Joaquim Barbosa prevê que mensaleiros tentarão atrasar a execução das sentenças, mas há meios para evitar que isso ocorra.

Débora Zampier (Agência Brasil)

O presidente do Supremo Tribunal Federal (STF), ministro Joaquim Barbosa, diz que é possível esperar todo tipo de intervenção das defesas para evitar a execução das sentenças da Ação Penal 470, o processo do mensalão. O julgamento foi concluído pelo Supremo no final do ano passado, com a condenação de 25 dos 37 réus.

Barbosa: Se dependesse de mim…

“Tudo é possível, mas há meios de se coibir isso”, ressalva Barbosa, acrescentando que, se dependesse apenas dele, “encerraria ontem” todo o processo. “Infelizmente, eu tenho que obedecer aos prazos”.

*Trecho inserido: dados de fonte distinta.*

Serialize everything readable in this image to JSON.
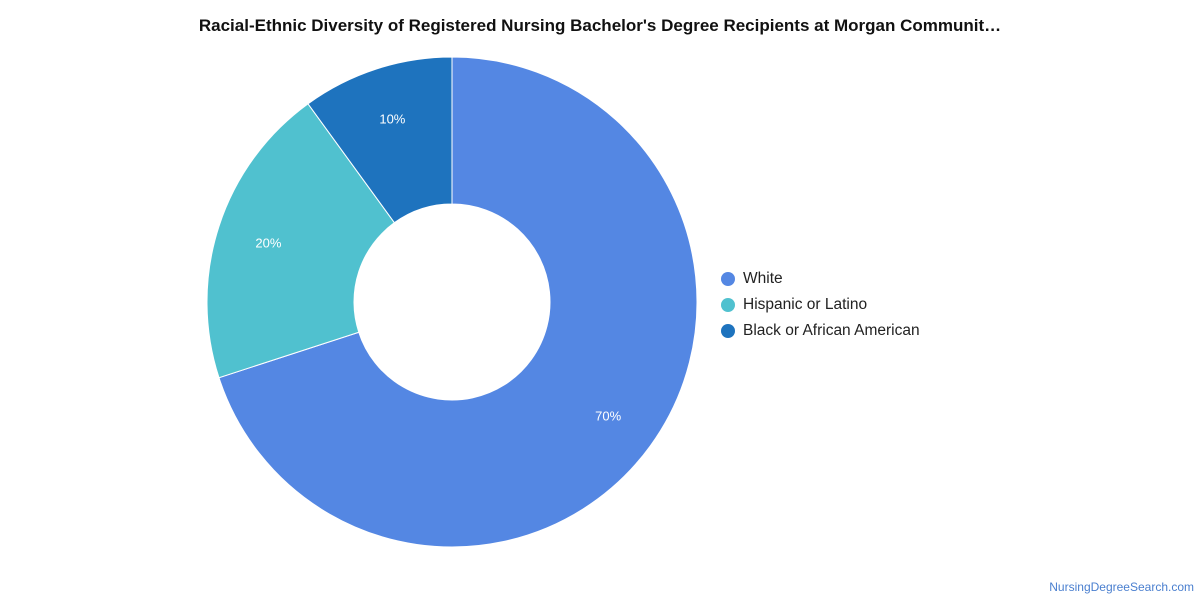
{
  "chart_data": {
    "type": "pie",
    "title": "Racial-Ethnic Diversity of Registered Nursing Bachelor's Degree Recipients at Morgan Communit…",
    "donut": true,
    "categories": [
      "White",
      "Hispanic or Latino",
      "Black or African American"
    ],
    "values": [
      70,
      20,
      10
    ],
    "labels": [
      "70%",
      "20%",
      "10%"
    ],
    "colors": [
      "#5487e3",
      "#50c1cf",
      "#1e73be"
    ],
    "legend_position": "right"
  },
  "footer": {
    "source": "NursingDegreeSearch.com"
  }
}
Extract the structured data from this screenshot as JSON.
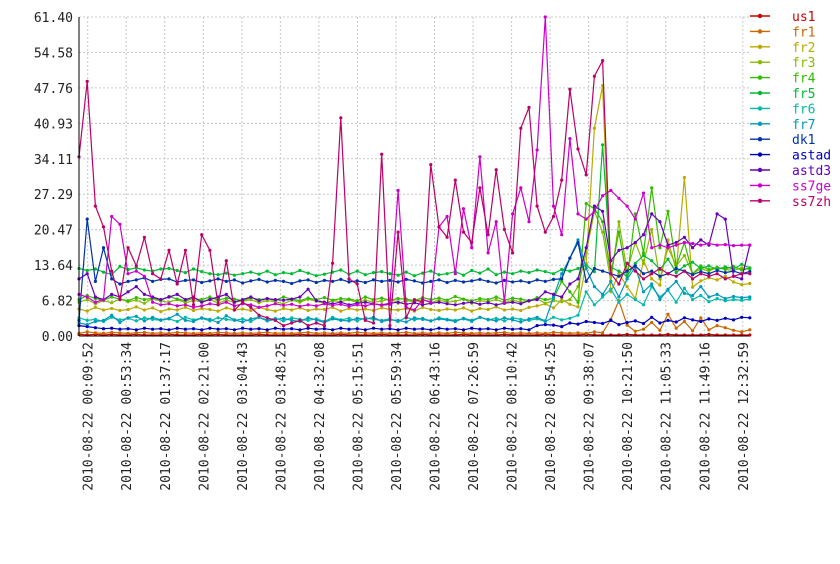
{
  "chart_data": {
    "type": "line",
    "title": "",
    "xlabel": "",
    "ylabel": "",
    "ylim": [
      0,
      61.4
    ],
    "y_ticks": [
      "0.00",
      "6.82",
      "13.64",
      "20.47",
      "27.29",
      "34.11",
      "40.93",
      "47.76",
      "54.58",
      "61.40"
    ],
    "x_ticks": [
      "2010-08-22 00:09:52",
      "2010-08-22 00:53:34",
      "2010-08-22 01:37:17",
      "2010-08-22 02:21:00",
      "2010-08-22 03:04:43",
      "2010-08-22 03:48:25",
      "2010-08-22 04:32:08",
      "2010-08-22 05:15:51",
      "2010-08-22 05:59:34",
      "2010-08-22 06:43:16",
      "2010-08-22 07:26:59",
      "2010-08-22 08:10:42",
      "2010-08-22 08:54:25",
      "2010-08-22 09:38:07",
      "2010-08-22 10:21:50",
      "2010-08-22 11:05:33",
      "2010-08-22 11:49:16",
      "2010-08-22 12:32:59"
    ],
    "grid": true,
    "legend_position": "right",
    "x_start": "2010-08-22 00:00:00",
    "x_end": "2010-08-22 12:40:00",
    "sample_interval_minutes": 9.28,
    "series": [
      {
        "name": "us1",
        "color": "#cc0000",
        "values": [
          0.3,
          0.2,
          0.3,
          0.2,
          0.3,
          0.2,
          0.2,
          0.3,
          0.2,
          0.2,
          0.2,
          0.3,
          0.2,
          0.2,
          0.2,
          0.3,
          0.2,
          0.3,
          0.2,
          0.2,
          0.2,
          0.2,
          0.3,
          0.2,
          0.2,
          0.2,
          0.2,
          0.3,
          0.2,
          0.2,
          0.2,
          0.2,
          0.3,
          0.2,
          0.2,
          0.2,
          0.2,
          0.3,
          0.2,
          0.2,
          0.2,
          0.2,
          0.3,
          0.2,
          0.2,
          0.2,
          0.2,
          0.3,
          0.2,
          0.2,
          0.2,
          0.2,
          0.3,
          0.2,
          0.2,
          0.2,
          0.2,
          0.3,
          0.2,
          0.2,
          0.2,
          0.2,
          0.3,
          0.2,
          0.2,
          0.2,
          0.2,
          0.3,
          0.2,
          0.2,
          0.2,
          0.2,
          0.3,
          0.2,
          0.2,
          0.2,
          0.2,
          0.3,
          0.2,
          0.2,
          0.2,
          0.2,
          0.2
        ]
      },
      {
        "name": "fr1",
        "color": "#cc6600",
        "values": [
          0.5,
          0.8,
          0.6,
          0.5,
          0.7,
          0.6,
          0.5,
          0.6,
          0.7,
          0.5,
          0.6,
          0.5,
          0.7,
          0.6,
          0.5,
          0.6,
          0.5,
          0.7,
          0.6,
          0.5,
          0.6,
          0.5,
          0.6,
          0.7,
          0.5,
          0.6,
          0.5,
          0.6,
          0.7,
          0.5,
          0.6,
          0.5,
          0.6,
          0.5,
          0.7,
          0.6,
          0.5,
          0.6,
          0.5,
          0.6,
          0.7,
          0.5,
          0.6,
          0.5,
          0.6,
          0.5,
          0.7,
          0.6,
          0.5,
          0.6,
          0.5,
          0.6,
          0.7,
          0.5,
          0.6,
          0.5,
          0.6,
          0.5,
          0.7,
          0.6,
          0.5,
          0.6,
          0.5,
          0.8,
          0.6,
          3.2,
          6.8,
          2.1,
          0.9,
          1.3,
          2.6,
          1.1,
          4.2,
          1.5,
          2.8,
          1.0,
          3.5,
          1.2,
          2.0,
          1.6,
          1.1,
          0.8,
          1.2
        ]
      },
      {
        "name": "fr2",
        "color": "#bbaa00",
        "values": [
          5.2,
          4.8,
          5.5,
          5.0,
          5.3,
          4.9,
          5.1,
          5.6,
          5.0,
          5.4,
          4.7,
          5.2,
          5.0,
          5.5,
          4.9,
          5.3,
          5.1,
          4.8,
          5.4,
          5.0,
          5.2,
          4.9,
          5.5,
          5.1,
          4.8,
          5.3,
          5.0,
          5.4,
          4.9,
          5.2,
          5.1,
          5.5,
          4.8,
          5.3,
          5.0,
          5.2,
          4.9,
          5.4,
          5.1,
          5.0,
          5.3,
          4.8,
          5.5,
          5.1,
          4.9,
          5.2,
          5.0,
          5.4,
          4.8,
          5.3,
          5.1,
          5.6,
          5.0,
          5.2,
          4.9,
          5.5,
          5.8,
          6.2,
          5.4,
          7.0,
          6.1,
          5.6,
          14.0,
          40.0,
          48.2,
          8.5,
          12.0,
          9.5,
          7.2,
          14.5,
          11.0,
          9.8,
          18.5,
          12.6,
          30.5,
          9.4,
          10.6,
          11.2,
          10.8,
          11.5,
          10.4,
          9.9,
          10.1
        ]
      },
      {
        "name": "fr3",
        "color": "#88bb00",
        "values": [
          6.5,
          7.0,
          6.2,
          6.8,
          6.4,
          7.1,
          6.6,
          6.9,
          6.3,
          7.2,
          6.7,
          6.5,
          7.0,
          6.4,
          6.8,
          6.6,
          7.1,
          6.3,
          6.9,
          6.5,
          6.7,
          7.0,
          6.4,
          6.8,
          6.6,
          6.2,
          6.9,
          6.5,
          7.1,
          6.7,
          6.3,
          6.8,
          6.6,
          7.0,
          6.4,
          6.9,
          6.5,
          6.7,
          7.2,
          6.3,
          6.8,
          6.6,
          7.0,
          6.4,
          6.9,
          6.5,
          6.7,
          7.1,
          6.3,
          6.8,
          6.6,
          7.0,
          6.4,
          6.9,
          6.5,
          6.7,
          7.2,
          6.3,
          6.8,
          6.6,
          7.0,
          9.5,
          16.0,
          24.0,
          20.0,
          10.5,
          22.0,
          12.5,
          18.0,
          14.0,
          20.5,
          11.0,
          17.0,
          13.5,
          15.5,
          12.0,
          13.0,
          12.5,
          13.2,
          12.8,
          12.6,
          13.1,
          12.9
        ]
      },
      {
        "name": "fr4",
        "color": "#33bb00",
        "values": [
          7.0,
          7.8,
          7.2,
          6.9,
          7.5,
          7.1,
          6.8,
          7.4,
          7.0,
          7.3,
          6.9,
          7.6,
          7.1,
          6.8,
          7.2,
          7.0,
          7.5,
          6.9,
          7.3,
          7.1,
          6.8,
          7.4,
          7.0,
          7.2,
          6.9,
          7.5,
          7.1,
          6.8,
          7.3,
          7.0,
          7.4,
          6.9,
          7.2,
          7.1,
          6.8,
          7.5,
          7.0,
          7.3,
          6.9,
          7.2,
          7.1,
          6.8,
          7.4,
          7.0,
          7.3,
          6.9,
          7.6,
          7.1,
          6.8,
          7.2,
          7.0,
          7.5,
          6.9,
          7.3,
          7.1,
          6.8,
          7.4,
          7.0,
          7.2,
          10.5,
          8.5,
          6.5,
          25.5,
          24.5,
          22.0,
          12.0,
          20.0,
          11.0,
          23.5,
          16.0,
          28.5,
          17.0,
          24.0,
          13.5,
          18.0,
          12.0,
          13.5,
          12.8,
          13.2,
          12.9,
          13.4,
          12.7,
          13.0
        ]
      },
      {
        "name": "fr5",
        "color": "#00bb33",
        "values": [
          13.0,
          12.6,
          12.9,
          12.3,
          11.8,
          13.4,
          12.8,
          13.1,
          12.7,
          12.5,
          12.9,
          13.0,
          12.6,
          12.2,
          12.9,
          12.4,
          12.0,
          11.8,
          12.1,
          11.7,
          12.0,
          12.3,
          11.9,
          12.5,
          11.8,
          12.2,
          12.0,
          12.6,
          12.1,
          11.6,
          11.9,
          12.3,
          12.7,
          11.9,
          12.5,
          11.8,
          12.2,
          12.4,
          12.0,
          11.7,
          12.3,
          11.6,
          12.1,
          12.5,
          11.8,
          12.0,
          12.4,
          11.7,
          12.6,
          12.1,
          12.9,
          11.8,
          12.3,
          12.0,
          12.5,
          12.2,
          12.7,
          12.4,
          12.0,
          12.8,
          12.5,
          13.0,
          13.6,
          12.4,
          36.8,
          13.2,
          12.5,
          11.5,
          14.0,
          15.5,
          14.5,
          12.8,
          14.8,
          12.2,
          13.5,
          14.2,
          13.0,
          13.5,
          12.8,
          13.3,
          12.9,
          13.8,
          13.1
        ]
      },
      {
        "name": "fr6",
        "color": "#00bbaa",
        "values": [
          3.5,
          3.0,
          3.2,
          2.8,
          3.6,
          3.1,
          3.4,
          2.9,
          3.5,
          3.2,
          3.0,
          3.3,
          2.8,
          3.6,
          3.1,
          3.4,
          2.9,
          3.5,
          3.2,
          3.0,
          3.3,
          2.8,
          3.6,
          3.1,
          3.4,
          2.9,
          3.5,
          3.2,
          3.0,
          3.3,
          2.8,
          3.6,
          3.1,
          3.4,
          2.9,
          3.5,
          3.2,
          3.0,
          3.3,
          2.8,
          3.6,
          3.1,
          3.4,
          2.9,
          3.5,
          3.2,
          3.0,
          3.3,
          2.8,
          3.6,
          3.1,
          3.4,
          2.9,
          3.5,
          3.2,
          3.0,
          3.3,
          2.8,
          3.6,
          3.1,
          3.4,
          4.0,
          8.5,
          6.0,
          7.5,
          9.0,
          6.5,
          8.0,
          7.0,
          6.0,
          9.5,
          7.5,
          8.8,
          6.5,
          9.2,
          7.0,
          7.8,
          6.6,
          7.2,
          6.8,
          7.0,
          6.9,
          7.1
        ]
      },
      {
        "name": "fr7",
        "color": "#0099bb",
        "values": [
          2.5,
          2.2,
          2.8,
          3.0,
          4.0,
          2.6,
          3.5,
          3.8,
          2.9,
          3.6,
          3.1,
          3.4,
          4.2,
          3.0,
          2.8,
          3.5,
          3.2,
          2.6,
          3.9,
          3.1,
          2.7,
          3.3,
          3.6,
          2.9,
          3.2,
          3.4,
          3.0,
          2.8,
          3.5,
          3.1,
          2.6,
          3.3,
          3.0,
          2.9,
          3.4,
          3.2,
          3.6,
          2.8,
          3.1,
          3.0,
          2.7,
          3.5,
          3.2,
          2.9,
          3.3,
          3.1,
          2.8,
          3.4,
          3.0,
          3.6,
          3.2,
          2.9,
          3.5,
          3.1,
          2.7,
          3.3,
          3.6,
          2.9,
          7.5,
          12.0,
          15.0,
          18.5,
          13.0,
          9.5,
          8.0,
          10.5,
          7.5,
          11.0,
          13.2,
          8.5,
          10.0,
          7.0,
          9.0,
          10.5,
          8.2,
          7.8,
          9.5,
          7.5,
          8.0,
          7.2,
          7.6,
          7.4,
          7.5
        ]
      },
      {
        "name": "dk1",
        "color": "#0033aa",
        "values": [
          3.0,
          22.5,
          10.5,
          17.0,
          11.0,
          10.0,
          10.5,
          10.8,
          11.2,
          10.5,
          10.9,
          11.0,
          10.4,
          10.7,
          10.8,
          10.3,
          10.6,
          11.0,
          10.5,
          10.8,
          10.2,
          10.6,
          10.9,
          10.4,
          10.7,
          10.5,
          10.1,
          10.6,
          10.8,
          10.3,
          10.7,
          10.5,
          10.9,
          10.4,
          10.6,
          10.3,
          10.8,
          10.5,
          10.7,
          10.4,
          10.9,
          10.6,
          10.2,
          10.5,
          10.8,
          10.3,
          10.7,
          10.4,
          10.6,
          10.9,
          10.5,
          10.2,
          10.7,
          10.4,
          10.6,
          10.3,
          10.8,
          10.5,
          10.9,
          11.0,
          15.0,
          18.0,
          10.5,
          13.0,
          12.5,
          12.0,
          11.5,
          12.5,
          13.5,
          12.0,
          12.5,
          11.5,
          12.0,
          13.0,
          12.5,
          11.8,
          12.4,
          12.0,
          12.6,
          12.2,
          12.5,
          12.0,
          12.4
        ]
      },
      {
        "name": "astad",
        "color": "#0000bb",
        "values": [
          2.0,
          1.8,
          1.6,
          1.4,
          1.5,
          1.3,
          1.4,
          1.2,
          1.5,
          1.3,
          1.4,
          1.2,
          1.5,
          1.3,
          1.4,
          1.2,
          1.5,
          1.3,
          1.4,
          1.2,
          1.5,
          1.3,
          1.4,
          1.2,
          1.5,
          1.3,
          1.4,
          1.2,
          1.5,
          1.3,
          1.4,
          1.2,
          1.5,
          1.3,
          1.4,
          1.2,
          1.5,
          1.3,
          1.4,
          1.2,
          1.5,
          1.3,
          1.4,
          1.2,
          1.5,
          1.3,
          1.4,
          1.2,
          1.5,
          1.3,
          1.4,
          1.2,
          1.5,
          1.3,
          1.4,
          1.2,
          2.0,
          2.2,
          2.1,
          1.8,
          2.5,
          2.3,
          2.8,
          2.6,
          2.4,
          3.0,
          2.2,
          2.6,
          2.9,
          2.4,
          3.6,
          2.5,
          3.0,
          2.7,
          3.5,
          3.1,
          2.8,
          3.3,
          3.0,
          3.4,
          3.1,
          3.6,
          3.5
        ]
      },
      {
        "name": "astd3",
        "color": "#6600bb",
        "values": [
          11.0,
          12.0,
          7.5,
          7.0,
          8.0,
          7.5,
          8.5,
          9.5,
          8.0,
          7.5,
          7.0,
          7.5,
          8.0,
          7.0,
          7.5,
          6.5,
          7.0,
          7.5,
          8.0,
          6.5,
          7.0,
          7.5,
          6.8,
          7.2,
          7.0,
          6.9,
          7.1,
          7.5,
          9.0,
          6.8,
          6.5,
          6.2,
          6.5,
          6.0,
          6.3,
          6.5,
          6.2,
          6.0,
          6.3,
          6.5,
          6.1,
          6.4,
          6.0,
          6.3,
          6.5,
          6.2,
          6.0,
          6.3,
          6.5,
          6.1,
          6.4,
          6.0,
          6.3,
          6.5,
          6.2,
          6.8,
          7.0,
          8.5,
          8.0,
          7.5,
          10.0,
          11.0,
          17.0,
          25.0,
          24.0,
          14.5,
          16.5,
          17.0,
          18.0,
          19.5,
          23.5,
          22.0,
          17.5,
          18.0,
          19.0,
          17.0,
          18.5,
          17.5,
          23.5,
          22.5,
          11.5,
          11.0,
          17.5
        ]
      },
      {
        "name": "ss7ge",
        "color": "#cc00cc",
        "values": [
          8.0,
          7.5,
          6.5,
          7.0,
          23.0,
          21.5,
          12.0,
          12.5,
          11.5,
          6.5,
          6.0,
          6.2,
          5.8,
          6.0,
          5.5,
          5.8,
          6.2,
          6.0,
          6.5,
          5.8,
          6.2,
          6.0,
          5.5,
          5.8,
          6.2,
          5.9,
          6.1,
          5.7,
          6.0,
          5.8,
          6.2,
          5.9,
          6.1,
          5.7,
          6.0,
          5.8,
          6.2,
          5.9,
          6.1,
          28.0,
          5.5,
          5.0,
          7.0,
          6.5,
          21.0,
          23.0,
          12.0,
          24.5,
          17.0,
          34.5,
          16.0,
          22.0,
          6.5,
          23.5,
          28.5,
          22.0,
          35.8,
          61.4,
          25.0,
          19.5,
          38.0,
          23.5,
          22.5,
          24.0,
          27.0,
          28.0,
          26.5,
          25.0,
          22.5,
          27.5,
          17.0,
          17.5,
          17.0,
          17.5,
          18.0,
          17.8,
          17.5,
          17.8,
          17.5,
          17.6,
          17.4,
          17.5,
          17.5
        ]
      },
      {
        "name": "ss7zh",
        "color": "#bb0066",
        "values": [
          34.5,
          49.0,
          25.0,
          21.0,
          12.5,
          7.0,
          17.0,
          13.5,
          19.0,
          12.0,
          11.0,
          16.5,
          10.0,
          16.5,
          6.0,
          19.5,
          16.5,
          6.0,
          14.5,
          5.0,
          6.5,
          5.5,
          4.0,
          3.5,
          3.0,
          2.0,
          2.5,
          3.0,
          2.0,
          2.5,
          2.0,
          14.0,
          42.0,
          11.0,
          10.0,
          3.0,
          2.5,
          35.0,
          2.0,
          20.0,
          3.5,
          7.0,
          6.5,
          33.0,
          21.0,
          19.0,
          30.0,
          20.0,
          18.0,
          28.5,
          19.5,
          32.0,
          20.5,
          16.0,
          40.0,
          44.0,
          25.0,
          20.0,
          23.0,
          30.0,
          47.5,
          36.0,
          31.0,
          50.0,
          53.0,
          12.0,
          10.0,
          14.0,
          12.5,
          11.0,
          12.0,
          13.0,
          12.0,
          11.5,
          12.5,
          11.0,
          12.0,
          11.5,
          12.0,
          11.0,
          11.5,
          12.0,
          12.0
        ]
      }
    ]
  }
}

Na fase atual, os ministros estão revisando os votos e notas taquigráficas para que o acórdão seja publicado. O acórdão traz as principais decisões e considerações dos integrantes da Corte. Na semana retrasada, Barbosa encaminhou ofício aos colegas informando que terminou sua parte. Também disse, pela imprensa, que espera a colaboração dos demais ministros.

De acordo com o regimento interno do Supremo, o acórdão deve sair 60 dias após a conclusão do julgamento, prazo dificilmente seguido. Só após a publicação do acórdão, as partes envolvidas podem apresentar recursos, no prazo de cinco dias.

MAIS ATRASOS?

A previsão do presidente do Supremo Tribunal Federal (STF), ministro Joaquim Barbosa, de que as penas dos condenados no julgamento do mensalão serão aplicadas até julho deste ano, não é consensual entre os ministros da Corte.

Outros ministros afirmam que são pequenas as chances de que, até lá, todas as possibilidades de recursos contra as condenações estejam esgotadas e a Secretaria-Geral do tribunal consiga expedir a certidão para a execução da pena. Até agora, somente seis dos 11 ministros que participaram do julgamento do mensalão entregaram os seus votos.

Para que as penas sejam de fato executadas, porém, a Corte ainda deve publicar o acórdão do julgamento. A previsão, segundo o presidente do Supremo, é que isso ocorra em março. Mas o ministro-revisor da Ação Penal 470, Ricardo Lewandowski já avisou que só  entrega seus votos no dia 1º de abril. Ou seja, a previsão de Barbosa não se concretizará.